We identify key regulatory gaps across three categories of digital surgery technologies, including enhanced instrumentation and robotics, advanced visualization systems, and AI data analytics and capture. Unlike diagnostic tools, these technologies guide real-time, irreversible actions where errors can cause immediate and permanent patient harm. Critical challenges include the lack of clinically meaningful performance metrics, ambiguous liability across hardware and software stakeholders, performance drift in adaptive algorithms, algorithmic bias, data governance concerns, and insufficient cybersecurity standards for intraoperative systems.
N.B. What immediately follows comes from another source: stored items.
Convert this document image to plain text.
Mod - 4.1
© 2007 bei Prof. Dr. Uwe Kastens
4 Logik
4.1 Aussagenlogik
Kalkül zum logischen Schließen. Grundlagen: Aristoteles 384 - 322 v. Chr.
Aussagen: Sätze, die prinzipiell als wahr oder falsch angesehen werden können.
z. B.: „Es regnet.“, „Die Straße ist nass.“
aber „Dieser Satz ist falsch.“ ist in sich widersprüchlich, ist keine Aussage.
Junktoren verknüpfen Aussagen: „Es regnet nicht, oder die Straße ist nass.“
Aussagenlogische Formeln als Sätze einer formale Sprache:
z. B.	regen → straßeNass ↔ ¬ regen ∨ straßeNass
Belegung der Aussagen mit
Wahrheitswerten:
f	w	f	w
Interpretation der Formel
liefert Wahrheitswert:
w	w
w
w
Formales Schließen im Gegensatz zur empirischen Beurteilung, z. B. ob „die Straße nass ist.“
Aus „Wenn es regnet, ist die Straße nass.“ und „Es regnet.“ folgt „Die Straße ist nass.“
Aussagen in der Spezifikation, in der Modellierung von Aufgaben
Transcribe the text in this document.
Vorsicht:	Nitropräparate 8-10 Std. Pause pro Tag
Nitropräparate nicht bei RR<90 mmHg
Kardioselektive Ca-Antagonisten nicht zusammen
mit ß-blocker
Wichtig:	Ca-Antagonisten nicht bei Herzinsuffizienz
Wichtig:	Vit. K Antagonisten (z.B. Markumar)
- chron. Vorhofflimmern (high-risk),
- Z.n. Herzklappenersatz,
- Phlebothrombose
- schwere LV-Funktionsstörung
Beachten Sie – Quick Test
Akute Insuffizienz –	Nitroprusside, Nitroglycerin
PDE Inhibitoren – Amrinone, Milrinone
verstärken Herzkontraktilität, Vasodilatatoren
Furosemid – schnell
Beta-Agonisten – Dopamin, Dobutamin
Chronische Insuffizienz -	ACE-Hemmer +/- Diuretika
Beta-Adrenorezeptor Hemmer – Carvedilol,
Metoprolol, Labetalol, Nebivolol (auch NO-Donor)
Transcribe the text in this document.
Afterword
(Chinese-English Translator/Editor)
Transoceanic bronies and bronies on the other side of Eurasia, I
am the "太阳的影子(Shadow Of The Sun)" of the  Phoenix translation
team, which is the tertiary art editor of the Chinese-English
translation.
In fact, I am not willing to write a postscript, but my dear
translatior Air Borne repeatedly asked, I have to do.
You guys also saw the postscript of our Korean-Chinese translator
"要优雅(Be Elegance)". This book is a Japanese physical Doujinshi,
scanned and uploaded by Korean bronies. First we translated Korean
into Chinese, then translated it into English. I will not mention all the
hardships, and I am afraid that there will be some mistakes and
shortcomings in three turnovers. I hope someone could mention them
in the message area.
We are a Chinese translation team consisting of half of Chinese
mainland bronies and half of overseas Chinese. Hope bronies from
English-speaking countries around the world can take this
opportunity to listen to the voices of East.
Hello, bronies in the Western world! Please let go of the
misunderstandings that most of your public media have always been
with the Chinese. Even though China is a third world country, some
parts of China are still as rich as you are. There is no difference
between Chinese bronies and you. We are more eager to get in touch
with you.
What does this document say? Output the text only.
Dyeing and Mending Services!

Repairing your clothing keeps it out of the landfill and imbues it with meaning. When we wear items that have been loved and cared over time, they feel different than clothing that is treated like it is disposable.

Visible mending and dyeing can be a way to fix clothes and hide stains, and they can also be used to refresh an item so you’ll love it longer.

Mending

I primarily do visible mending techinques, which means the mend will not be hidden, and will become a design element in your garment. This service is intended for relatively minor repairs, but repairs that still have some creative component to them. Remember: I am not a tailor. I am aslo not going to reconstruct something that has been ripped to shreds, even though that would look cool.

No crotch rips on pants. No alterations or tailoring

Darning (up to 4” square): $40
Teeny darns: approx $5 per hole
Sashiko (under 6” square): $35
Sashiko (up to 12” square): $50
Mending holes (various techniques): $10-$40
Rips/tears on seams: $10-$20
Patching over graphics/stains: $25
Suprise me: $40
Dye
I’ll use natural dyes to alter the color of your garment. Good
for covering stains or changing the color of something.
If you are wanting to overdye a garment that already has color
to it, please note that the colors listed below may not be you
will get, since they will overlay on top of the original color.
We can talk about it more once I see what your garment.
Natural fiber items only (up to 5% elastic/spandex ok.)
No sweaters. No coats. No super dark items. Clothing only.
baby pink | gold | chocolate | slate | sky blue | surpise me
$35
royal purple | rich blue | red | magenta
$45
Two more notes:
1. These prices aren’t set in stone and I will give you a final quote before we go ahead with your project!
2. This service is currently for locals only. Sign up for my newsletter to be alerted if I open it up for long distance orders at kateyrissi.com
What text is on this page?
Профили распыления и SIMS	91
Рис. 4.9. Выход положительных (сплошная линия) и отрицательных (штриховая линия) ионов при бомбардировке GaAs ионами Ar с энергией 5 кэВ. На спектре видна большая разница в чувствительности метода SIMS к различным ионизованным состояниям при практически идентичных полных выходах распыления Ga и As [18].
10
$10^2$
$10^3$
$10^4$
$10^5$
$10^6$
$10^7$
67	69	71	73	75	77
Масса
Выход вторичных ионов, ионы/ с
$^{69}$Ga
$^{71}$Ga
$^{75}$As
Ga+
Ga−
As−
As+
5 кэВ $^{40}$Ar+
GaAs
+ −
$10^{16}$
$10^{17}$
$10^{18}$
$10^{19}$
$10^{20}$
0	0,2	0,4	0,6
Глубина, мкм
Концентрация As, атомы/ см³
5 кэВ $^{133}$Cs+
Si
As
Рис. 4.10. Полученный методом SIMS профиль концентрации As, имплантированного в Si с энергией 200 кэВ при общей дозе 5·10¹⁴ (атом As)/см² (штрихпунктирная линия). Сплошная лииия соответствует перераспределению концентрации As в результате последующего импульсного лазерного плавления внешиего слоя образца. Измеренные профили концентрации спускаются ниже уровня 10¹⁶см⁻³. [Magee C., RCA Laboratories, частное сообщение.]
To address these gaps, we propose a three-tier risk-stratified classification framework aligned with existing FDA pathways, guidance on predetermined change control plans for adaptive technologies, recommendations for performance metrics that balance technical and clinical evaluation, established evaluation frameworks such as IDEAL and stage-specific reporting guidelines to structure development and assessment, a defined role for professional societies and collaborative communities in shaping clinically relevant standards, and evidence requirements reflecting the procedural context of these tools.

Conclusions

Regulation of digital surgery must balance innovation with safety, recognizing that both excessive and insufficient oversight can harm patients. Traditional metrics and trial designs are insufficient, as evaluation must be anchored in clinically meaningful outcomes, ongoing surveillance, and real-world validation. The framework presented provides a foundation for achieving this balance through risk-proportionate, evidence-based regulatory approaches.